La jeune compagnie Avant l’Aube -premier spectacle en 2015- mais déjà expérimentée, a bénéficié de dix résidences avec présentations publiques quand c’était possible ou professionnelles où le texte a été sélectionné et primé. Bonne organisation, bon plan d’action de l’autrice et les metteuses en scène lestées d’un solide et utile bagage universitaire: Sciences Po et une expérience du journalisme ont ainsi donné à Agathe Charnet le regard et et l’acuité d’une sociologue pour saisir l’air du temps dans sa gravité et opérer la synthèse entre vécu de chacune et information générale.

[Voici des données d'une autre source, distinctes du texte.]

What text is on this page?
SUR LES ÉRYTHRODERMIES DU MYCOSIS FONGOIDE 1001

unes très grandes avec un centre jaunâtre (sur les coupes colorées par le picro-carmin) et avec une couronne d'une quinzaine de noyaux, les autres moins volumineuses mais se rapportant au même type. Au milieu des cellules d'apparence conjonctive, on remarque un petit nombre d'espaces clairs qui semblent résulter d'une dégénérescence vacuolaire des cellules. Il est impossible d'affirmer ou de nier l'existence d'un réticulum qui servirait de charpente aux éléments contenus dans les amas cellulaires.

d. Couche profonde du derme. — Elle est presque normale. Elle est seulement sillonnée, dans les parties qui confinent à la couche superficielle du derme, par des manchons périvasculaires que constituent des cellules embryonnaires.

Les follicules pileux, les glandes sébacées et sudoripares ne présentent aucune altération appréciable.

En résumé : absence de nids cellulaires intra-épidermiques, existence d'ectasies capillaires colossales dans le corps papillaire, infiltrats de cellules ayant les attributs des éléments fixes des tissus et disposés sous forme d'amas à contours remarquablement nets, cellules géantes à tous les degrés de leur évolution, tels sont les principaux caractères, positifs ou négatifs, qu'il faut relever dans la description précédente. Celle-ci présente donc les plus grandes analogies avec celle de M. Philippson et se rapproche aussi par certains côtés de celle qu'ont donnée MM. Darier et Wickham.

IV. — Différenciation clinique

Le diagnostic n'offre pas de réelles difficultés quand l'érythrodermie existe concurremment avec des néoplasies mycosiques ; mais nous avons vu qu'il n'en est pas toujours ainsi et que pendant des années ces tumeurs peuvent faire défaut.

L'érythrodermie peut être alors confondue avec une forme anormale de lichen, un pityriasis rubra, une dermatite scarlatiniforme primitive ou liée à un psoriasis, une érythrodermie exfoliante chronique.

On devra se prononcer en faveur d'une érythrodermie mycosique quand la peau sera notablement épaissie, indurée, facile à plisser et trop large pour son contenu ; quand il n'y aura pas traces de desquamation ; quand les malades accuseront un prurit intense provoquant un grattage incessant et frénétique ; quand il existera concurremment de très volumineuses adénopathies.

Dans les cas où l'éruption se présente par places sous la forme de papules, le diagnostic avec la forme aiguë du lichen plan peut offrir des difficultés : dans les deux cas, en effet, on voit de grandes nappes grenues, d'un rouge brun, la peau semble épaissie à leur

Thème central aujourd’hui: la mémoire et l’identité. Une mère atteinte d’une forme précoce d’Alzheimer, l’angoisse pour sa fille de la voir devenue inaccessible. Sans que cette mère ait eu le temps de lui transmettre ses souvenirs et son histoire. Bon nombre de textes ont été écrits là-dessus ces dernières années, dont les pièces d’Alexandra Badéa ou L’Art de perdre d’Alice Zéniter auquel les créatrices du spectacle rendent hommage. Mais Tout sera différent n’arrive pas encore à ce degré de force et d’évidence, pris entre un besoin d’authenticité et le désir de faire de l’effet.

Pourquoi pas, quand il s’agit, pour l’héroïne-narratrice,  du souvenir imaginaire de sa naissance ? Un moment d’enfer, d’agitation de « petits hommes verts » (la couleur des  blouses jetables) de cris et matières diverses projetées sur un voile de plastique. Bienvenu en ce qu’il protège le public, tout en laissant voir une scène fantasmée… Une idée esthétique dans la lignée de Romeo Castellucci ou d’Angelica Liddell, et un effet utile. Un autre moment, théâtral celui-ci, avec un silence de plus en plus lourd  dans un réveillon de l’an 2.000. Se creuse une faille qui s’agrandit entre ces amies: deux mémoires et identités…inconciliables. Un cataclysme annoncé pour le nouveau millénaire !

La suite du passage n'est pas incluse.